Why? Why would I resist any sign that I may be rising from the Abyss? Why would I want to continue to be or appear to be suffering or ill or unbelievably depressed?


Maybe I'm afraid that if I seem to be getting better, then no one will have patience with me if I'm not completely better — Now! — and all the time hereafter. Or maybe they'll think I was malingering: how long do you have to be in a Bad Place or State before you have legitimacy?

Or maybe I'm afraid I'm doing a disservice to my mom's memory by getting better now. Or maybe to myself in some odd way: if I'm well now, was I really that down and unreachable or was it really just ... all in my mind. Nerves. All those things that say I'm just a hypochondriac or just trying to get attention. Or maybe that I'm actually crazy. But something.

I have honestly turned the corner and I want to live now. That's an amazement in itself.

I'm still not doing my homework regularly, but I believe that my sleeping sickness over my vacation trumps that. Once I have the sleepiness under control and am feeling more me-normal again, the new "better-ness" will be more perceptible.

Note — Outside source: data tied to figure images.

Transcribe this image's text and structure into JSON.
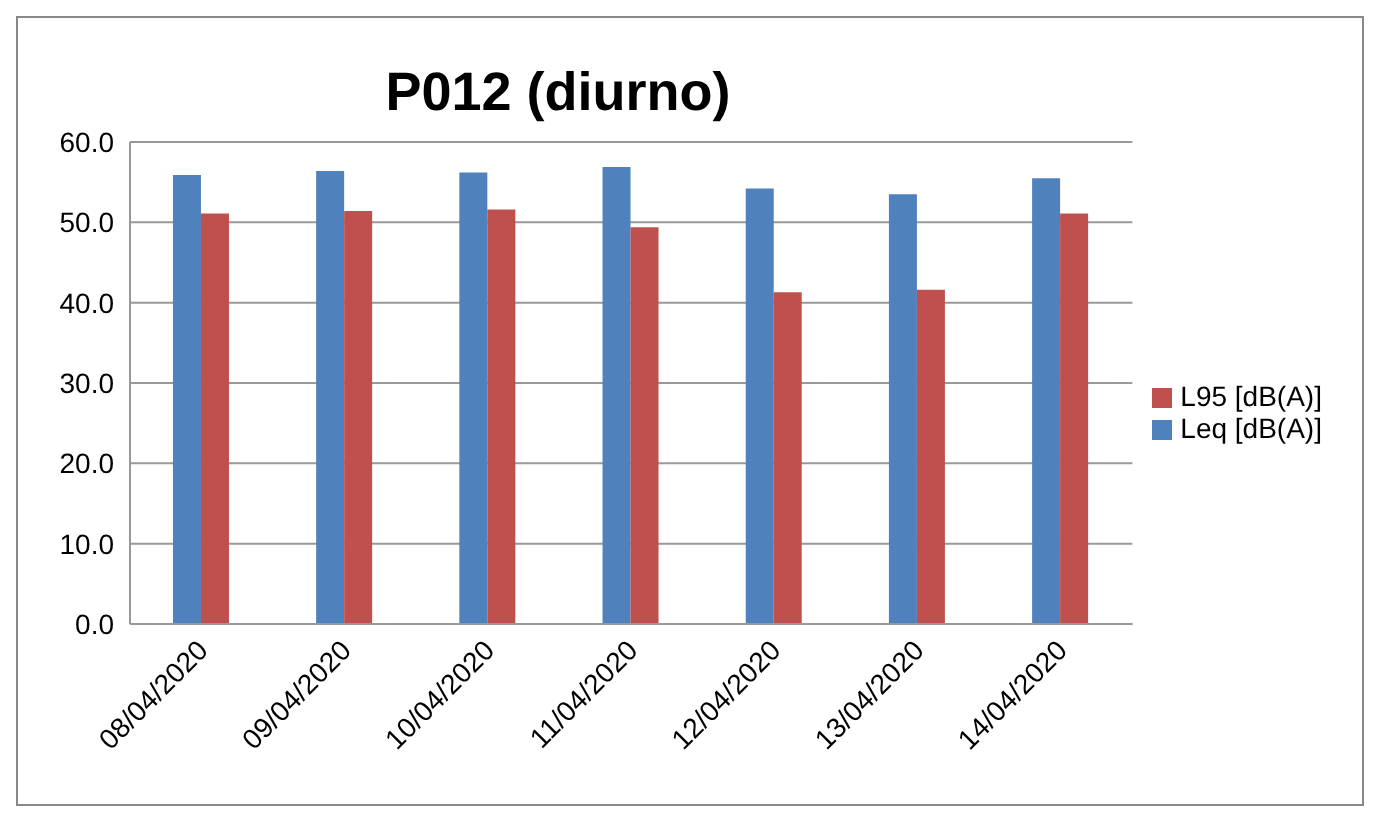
{
  "chart_data": {
    "type": "bar",
    "title": "P012 (diurno)",
    "categories": [
      "08/04/2020",
      "09/04/2020",
      "10/04/2020",
      "11/04/2020",
      "12/04/2020",
      "13/04/2020",
      "14/04/2020"
    ],
    "series": [
      {
        "name": "Leq [dB(A)]",
        "color": "#4f81bd",
        "values": [
          55.9,
          56.4,
          56.2,
          56.9,
          54.2,
          53.5,
          55.5
        ]
      },
      {
        "name": "L95 [dB(A)]",
        "color": "#c0504d",
        "values": [
          51.1,
          51.4,
          51.6,
          49.4,
          41.3,
          41.6,
          51.1
        ]
      }
    ],
    "ylim": [
      0,
      60
    ],
    "yticks": [
      {
        "value": 0,
        "label": "0.0"
      },
      {
        "value": 10,
        "label": "10.0"
      },
      {
        "value": 20,
        "label": "20.0"
      },
      {
        "value": 30,
        "label": "30.0"
      },
      {
        "value": 40,
        "label": "40.0"
      },
      {
        "value": 50,
        "label": "50.0"
      },
      {
        "value": 60,
        "label": "60.0"
      }
    ],
    "grid": "y",
    "legend": "right"
  }
}
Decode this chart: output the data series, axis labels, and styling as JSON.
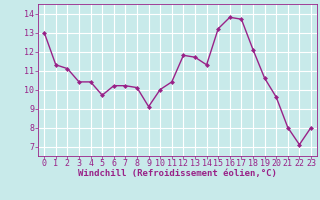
{
  "x": [
    0,
    1,
    2,
    3,
    4,
    5,
    6,
    7,
    8,
    9,
    10,
    11,
    12,
    13,
    14,
    15,
    16,
    17,
    18,
    19,
    20,
    21,
    22,
    23
  ],
  "y": [
    13.0,
    11.3,
    11.1,
    10.4,
    10.4,
    9.7,
    10.2,
    10.2,
    10.1,
    9.1,
    10.0,
    10.4,
    11.8,
    11.7,
    11.3,
    13.2,
    13.8,
    13.7,
    12.1,
    10.6,
    9.6,
    8.0,
    7.1,
    8.0
  ],
  "line_color": "#992288",
  "marker": "D",
  "markersize": 2.0,
  "bg_color": "#c8eaea",
  "grid_color": "#ffffff",
  "xlabel": "Windchill (Refroidissement éolien,°C)",
  "xlabel_color": "#992288",
  "tick_color": "#992288",
  "xlim": [
    -0.5,
    23.5
  ],
  "ylim": [
    6.5,
    14.5
  ],
  "yticks": [
    7,
    8,
    9,
    10,
    11,
    12,
    13,
    14
  ],
  "xticks": [
    0,
    1,
    2,
    3,
    4,
    5,
    6,
    7,
    8,
    9,
    10,
    11,
    12,
    13,
    14,
    15,
    16,
    17,
    18,
    19,
    20,
    21,
    22,
    23
  ],
  "linewidth": 1.0,
  "tick_fontsize": 6.0,
  "xlabel_fontsize": 6.5
}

I'm going to show it off. Let others make their own judgments. I've been down to the Abyss yet again — my third time? my fourth or fifth? — and I beat it yet again. How many others can say that?

Friday, April 22, 2011

Temporary

Having my belongings packed into moving boxes indicates to me a temporary state, a state where I know I'm going to move again. I have lived out of boxes since 1991 when my now-ex-boyfriend and I moved into a house that turned out to be dirty and too uncomfortable to live in. In our next apartment, we kept boxes packed in the second bedroom, even tho' the apartment was more than comfortable. If I had lived there alone I might have kept it. But I left it when I left him. Perhaps we knew the relationship was, by that time, temporary.

When I bought my first house, I left a roomful of boxes packed, taking up the space in my second bedroom for far too long. Then I moved them upstairs so I could at least inhabit that bedroom as an office and a comfy place to hang out, with a twin bed in the corner where I could look outside into my back yard. I lived there for eight years — hardly temporary. When I moved almost 300 miles away because everything had changed, all I cared to take with me permanently was that house, something I long for even now 10 years later.